Human Rights Campaign gives him a rating of 0% on LGBTI rights

Anti-LGBTI Jeff Sessions confirmed as US attorney general
US Senator Jeff Sessions during confirmation hearing for attorney general.

The US Senate has voted 52-47 to confirm the controversial Alabama Senator Jeff Sessions as US attorney general.

The vote on Wednesday (8 February) largely fell along party lines after a bitter battle by Democrats to derail the nomination.

Senator Joe Manchin of West Virginia was the lone Democrat to vote for confirmation.

The confirmation of Sessions by a Republican-led Senate was quickly blasted by LGBTI and other civil rights organizations.

Lambda Legal, the oldest and largest US non-profit legal organization working for LGBTI rights, called it a ‘travesty.’

‘The chief lawyer of the United States is now someone who has devoted his whole life to obstructing civil rights,’ said Lambda Legal CEO Rachel B. Tiven.

‘He is a life-long opponent of the civil rights of LGBT people, people of color, women and immigrants. Sadly, we have no confidence in his commitment to enforcing the law and protecting the civil rights of everyone in this country.

‘The Republican-led Senate may have disregarded Sessions’ troubling track record, but we know it all too well,’ Tiven added.

‘Jeff Sessions is a dire threat to our civil rights. He is an opponent of marriage equality and a dogged foe of immigrants and refugees – even LGBT people fleeing persecution.
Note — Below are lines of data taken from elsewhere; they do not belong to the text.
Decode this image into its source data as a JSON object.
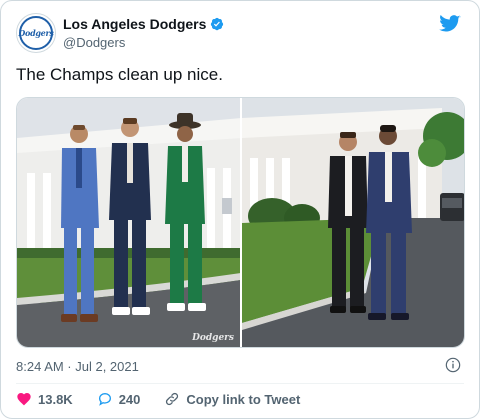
{
  "account": {
    "display_name": "Los Angeles Dodgers",
    "handle": "@Dodgers",
    "avatar_text": "Dodgers",
    "verified_icon": "verified-badge-icon",
    "brand_icon": "twitter-bird-icon"
  },
  "tweet": {
    "text": "The Champs clean up nice.",
    "timestamp": "8:24 AM · Jul 2, 2021"
  },
  "media": {
    "watermark": "Dodgers",
    "photos": [
      {
        "subject": "three players in suits on White House lawn"
      },
      {
        "subject": "two players in suits on White House driveway"
      }
    ]
  },
  "actions": {
    "like_count": "13.8K",
    "reply_count": "240",
    "copy_link_label": "Copy link to Tweet"
  },
  "colors": {
    "twitter_blue": "#1d9bf0",
    "like_red": "#f91880",
    "text_primary": "#0f1419",
    "text_secondary": "#536471",
    "dodger_blue": "#1f5fa8"
  }
}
I have personally seen him be rude and dismissive toward LGBT families.’

As a US senator, Sessions opposed all major bills bringing equal rights for the LGBTI community.
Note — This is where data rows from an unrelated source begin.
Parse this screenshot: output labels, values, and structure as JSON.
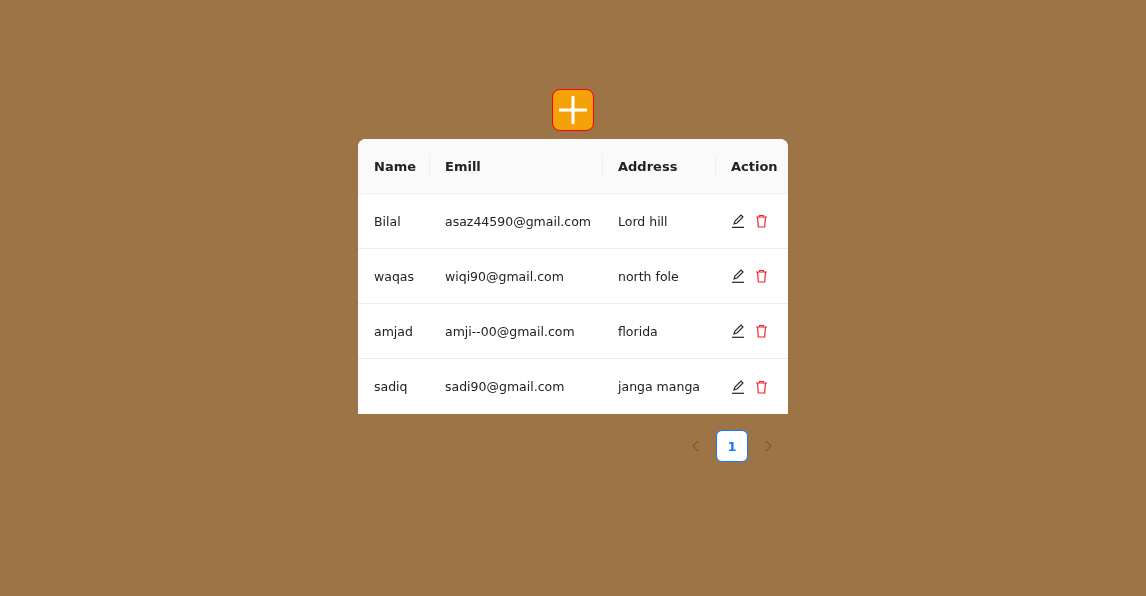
{
  "table": {
    "columns": [
      "Name",
      "Emill",
      "Address",
      "Action"
    ],
    "rows": [
      {
        "name": "Bilal",
        "email": "asaz44590@gmail.com",
        "address": "Lord hill"
      },
      {
        "name": "waqas",
        "email": "wiqi90@gmail.com",
        "address": "north fole"
      },
      {
        "name": "amjad",
        "email": "amji--00@gmail.com",
        "address": "florida"
      },
      {
        "name": "sadiq",
        "email": "sadi90@gmail.com",
        "address": "janga manga"
      }
    ]
  },
  "pagination": {
    "prev_disabled": true,
    "next_disabled": true,
    "pages": [
      {
        "label": "1",
        "selected": true
      }
    ]
  }
}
He voted in favor of the Marriage Protection Amendment, which would’ve seen an amendment added into the constitution to define marriage between a man and a woman.

In 2015, shortly after marriage equality was made a constitutional right, Sessions called the ruling wrong and said same-sex couples could just ‘call themselves married’ without having legal recognition.
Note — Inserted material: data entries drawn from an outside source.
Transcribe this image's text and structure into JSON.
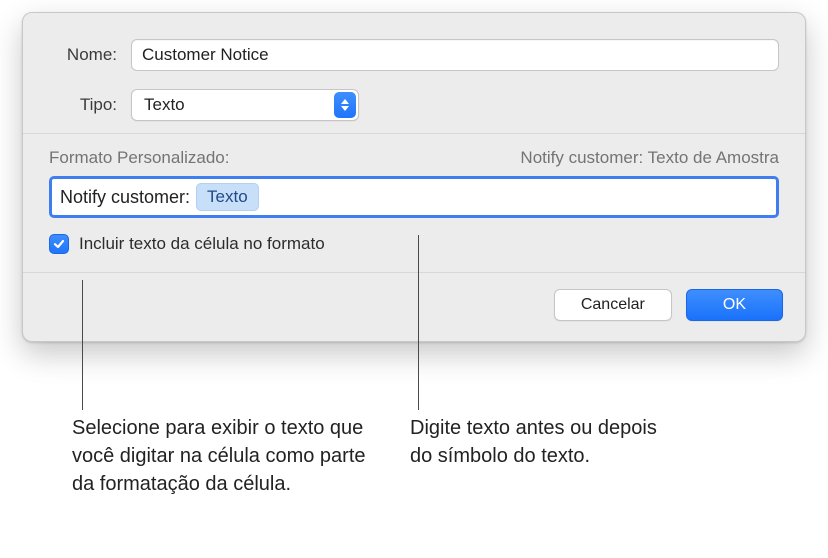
{
  "fields": {
    "name_label": "Nome:",
    "name_value": "Customer Notice",
    "type_label": "Tipo:",
    "type_value": "Texto"
  },
  "format": {
    "label": "Formato Personalizado:",
    "preview": "Notify customer: Texto de Amostra",
    "prefix_text": "Notify customer:",
    "token_label": "Texto"
  },
  "checkbox": {
    "checked": true,
    "label": "Incluir texto da célula no formato"
  },
  "buttons": {
    "cancel": "Cancelar",
    "ok": "OK"
  },
  "callouts": {
    "left": "Selecione para exibir o texto que você digitar na célula como parte da formatação da célula.",
    "right": "Digite texto antes ou depois do símbolo do texto."
  }
}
In the past he twice voted against an amendment to include sexual orientation in the definition of hate crimes and wanted to end special funding for businesses running by minorities and women.

Sessions also opposed repealing Don’t Ask, Don’t Tell, which forced LGBTIs serving in the US military to remain in the closet or risk losing their jobs.

This year also marks 30 years since he was denied a federal judgeship because he was, as the Huffington Post reported, deemed ‘too racist’.